Random Variable
A random variable represents the possible outcomes of a random phenomenon and can take on different values within a certain range. It is also known as a stochastic variable or simply a random variable (commonly abbreviated as r.v.).
Example. The random variable X describes the outcomes {1, 2, 3, 4, 5, 6} from rolling a fair die. While we can’t predict which face will appear, we know it will be one of the six possible outcomes of X.

In probability theory, a random variable is the mathematical representation of the result of an uncertain, non-deterministic process.

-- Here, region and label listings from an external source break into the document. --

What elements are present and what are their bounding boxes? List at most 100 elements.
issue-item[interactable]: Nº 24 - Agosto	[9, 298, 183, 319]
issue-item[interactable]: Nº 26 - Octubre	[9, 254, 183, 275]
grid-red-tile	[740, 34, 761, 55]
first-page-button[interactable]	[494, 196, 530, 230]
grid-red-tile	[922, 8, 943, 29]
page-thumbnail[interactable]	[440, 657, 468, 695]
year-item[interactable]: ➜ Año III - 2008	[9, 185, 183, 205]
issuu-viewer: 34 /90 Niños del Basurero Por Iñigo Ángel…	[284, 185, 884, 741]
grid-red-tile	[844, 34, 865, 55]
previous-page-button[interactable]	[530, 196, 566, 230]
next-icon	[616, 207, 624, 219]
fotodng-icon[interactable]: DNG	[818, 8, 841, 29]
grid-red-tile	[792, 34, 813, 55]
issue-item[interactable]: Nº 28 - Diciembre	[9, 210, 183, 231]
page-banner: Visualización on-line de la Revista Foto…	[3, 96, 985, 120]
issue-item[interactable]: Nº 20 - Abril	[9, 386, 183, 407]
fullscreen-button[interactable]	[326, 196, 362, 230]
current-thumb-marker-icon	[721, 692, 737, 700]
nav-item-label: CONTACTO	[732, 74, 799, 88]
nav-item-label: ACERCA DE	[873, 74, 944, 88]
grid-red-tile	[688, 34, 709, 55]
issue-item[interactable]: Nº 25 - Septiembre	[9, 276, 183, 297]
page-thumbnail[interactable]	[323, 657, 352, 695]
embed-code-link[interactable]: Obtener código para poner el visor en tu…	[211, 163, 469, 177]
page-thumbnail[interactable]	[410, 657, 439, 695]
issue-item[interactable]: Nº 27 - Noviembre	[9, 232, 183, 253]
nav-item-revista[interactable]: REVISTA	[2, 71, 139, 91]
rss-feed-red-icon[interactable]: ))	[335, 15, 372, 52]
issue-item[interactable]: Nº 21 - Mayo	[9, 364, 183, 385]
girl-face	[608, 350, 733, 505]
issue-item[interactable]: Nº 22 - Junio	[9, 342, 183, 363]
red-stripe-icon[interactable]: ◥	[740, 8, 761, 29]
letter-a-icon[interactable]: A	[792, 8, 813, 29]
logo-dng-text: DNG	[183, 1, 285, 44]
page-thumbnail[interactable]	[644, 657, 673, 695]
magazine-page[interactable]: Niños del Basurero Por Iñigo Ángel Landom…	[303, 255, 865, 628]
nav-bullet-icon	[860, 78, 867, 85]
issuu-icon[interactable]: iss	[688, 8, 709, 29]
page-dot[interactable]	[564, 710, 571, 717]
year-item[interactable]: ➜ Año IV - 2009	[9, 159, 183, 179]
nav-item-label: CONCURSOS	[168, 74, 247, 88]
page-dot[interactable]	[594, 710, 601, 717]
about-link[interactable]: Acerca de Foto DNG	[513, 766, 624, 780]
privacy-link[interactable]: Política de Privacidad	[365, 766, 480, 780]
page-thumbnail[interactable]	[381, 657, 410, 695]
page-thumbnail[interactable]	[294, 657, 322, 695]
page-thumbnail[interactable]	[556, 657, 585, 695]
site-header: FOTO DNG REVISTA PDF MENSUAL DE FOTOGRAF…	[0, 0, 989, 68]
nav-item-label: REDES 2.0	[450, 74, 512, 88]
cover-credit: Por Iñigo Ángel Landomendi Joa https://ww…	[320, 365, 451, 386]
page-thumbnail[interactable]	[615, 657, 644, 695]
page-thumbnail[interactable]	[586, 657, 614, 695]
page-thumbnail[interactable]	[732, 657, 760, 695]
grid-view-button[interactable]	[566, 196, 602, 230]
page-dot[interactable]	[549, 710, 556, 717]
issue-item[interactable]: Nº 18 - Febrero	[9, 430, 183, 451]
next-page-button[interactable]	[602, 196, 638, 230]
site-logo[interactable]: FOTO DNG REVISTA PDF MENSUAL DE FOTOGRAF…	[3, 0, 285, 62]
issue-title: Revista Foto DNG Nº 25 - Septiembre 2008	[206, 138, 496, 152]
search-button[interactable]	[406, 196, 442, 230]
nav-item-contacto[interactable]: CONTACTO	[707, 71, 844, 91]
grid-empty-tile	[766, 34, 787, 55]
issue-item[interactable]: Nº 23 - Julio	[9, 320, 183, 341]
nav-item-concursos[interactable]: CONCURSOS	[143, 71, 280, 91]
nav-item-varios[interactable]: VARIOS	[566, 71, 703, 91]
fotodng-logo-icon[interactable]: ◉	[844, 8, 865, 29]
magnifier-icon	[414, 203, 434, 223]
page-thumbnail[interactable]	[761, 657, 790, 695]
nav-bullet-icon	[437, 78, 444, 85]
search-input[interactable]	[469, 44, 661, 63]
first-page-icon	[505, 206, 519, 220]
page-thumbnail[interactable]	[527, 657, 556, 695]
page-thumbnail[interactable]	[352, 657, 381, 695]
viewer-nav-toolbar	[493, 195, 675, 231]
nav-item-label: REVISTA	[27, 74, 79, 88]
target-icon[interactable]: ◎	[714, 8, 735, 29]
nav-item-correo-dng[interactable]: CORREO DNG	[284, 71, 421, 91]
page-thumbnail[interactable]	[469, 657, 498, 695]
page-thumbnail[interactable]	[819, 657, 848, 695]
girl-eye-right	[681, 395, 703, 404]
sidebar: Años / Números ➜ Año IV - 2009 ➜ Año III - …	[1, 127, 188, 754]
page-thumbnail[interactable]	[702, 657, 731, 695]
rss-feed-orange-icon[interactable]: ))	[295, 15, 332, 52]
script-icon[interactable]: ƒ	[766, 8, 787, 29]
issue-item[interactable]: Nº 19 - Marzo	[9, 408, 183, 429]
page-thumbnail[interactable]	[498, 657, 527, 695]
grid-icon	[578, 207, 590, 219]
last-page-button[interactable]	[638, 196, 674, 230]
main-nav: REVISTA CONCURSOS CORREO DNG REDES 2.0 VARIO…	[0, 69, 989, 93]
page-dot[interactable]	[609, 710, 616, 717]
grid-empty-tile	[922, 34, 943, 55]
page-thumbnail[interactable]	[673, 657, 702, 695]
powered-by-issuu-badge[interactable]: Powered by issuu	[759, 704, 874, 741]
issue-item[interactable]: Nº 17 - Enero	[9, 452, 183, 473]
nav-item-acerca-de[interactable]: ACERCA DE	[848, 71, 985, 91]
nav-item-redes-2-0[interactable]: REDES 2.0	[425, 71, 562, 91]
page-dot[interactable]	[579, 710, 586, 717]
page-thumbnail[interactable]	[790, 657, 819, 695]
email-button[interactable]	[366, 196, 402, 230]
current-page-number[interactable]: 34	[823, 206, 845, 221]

Definition of a Random Variable
The formal definition of a random (or stochastic) variable is as follows:
Given a sample space {Ω} consisting of all n-tuple combinations of a statistical variable K, and a probability measure P defined on it, a random variable X is a measurable function from the sample space {Ω} to a target space E.
Each element in the sample space {Ω} maps to a single value that X may assume in the space E.
This definition extends the one originally proposed by Lindgreen.
Lindgreen’s Definition. A function X defined on the sample space {Ω} is said to be measurable with respect to the Borel σ-algebra β if and only if the set {ω ∈ Ω : X(ω) ≤ λ} belongs to β for every real number λ.
Types of Random Variables
Depending on the nature of the phenomenon being modeled, a random variable can be classified as:
- Discrete Random Variable
If it takes values from a finite or countable set. - Continuous Random Variable
If it can take any value within the continuum of real numbers ℝ.
Probability Distribution
The probability distribution of a random variable X is a function that assigns to each possible value of X its associated probability P(X).
Practical Example
The random variable X represents the possible outcomes of a fair six-sided die.
Each face has an equal probability P(X) of 1/6, which corresponds to 0.17 or 17%.

By assigning a probability to each possible outcome, we obtain the probability distribution of the random variable.
The sum of all probabilities in the distribution is always equal to 1.
Univariate and Multivariate Random Variables
Random variables can be classified based on dimensionality:
- Univariate Random Variables refer to single-dimensional random variables.
- Multivariate Random Variables (also called n-dimensional random variables) involve two or more dimensions.
Stochastic Processes
A stochastic process is a random variable whose value evolves over time (t), where time serves as the independent variable.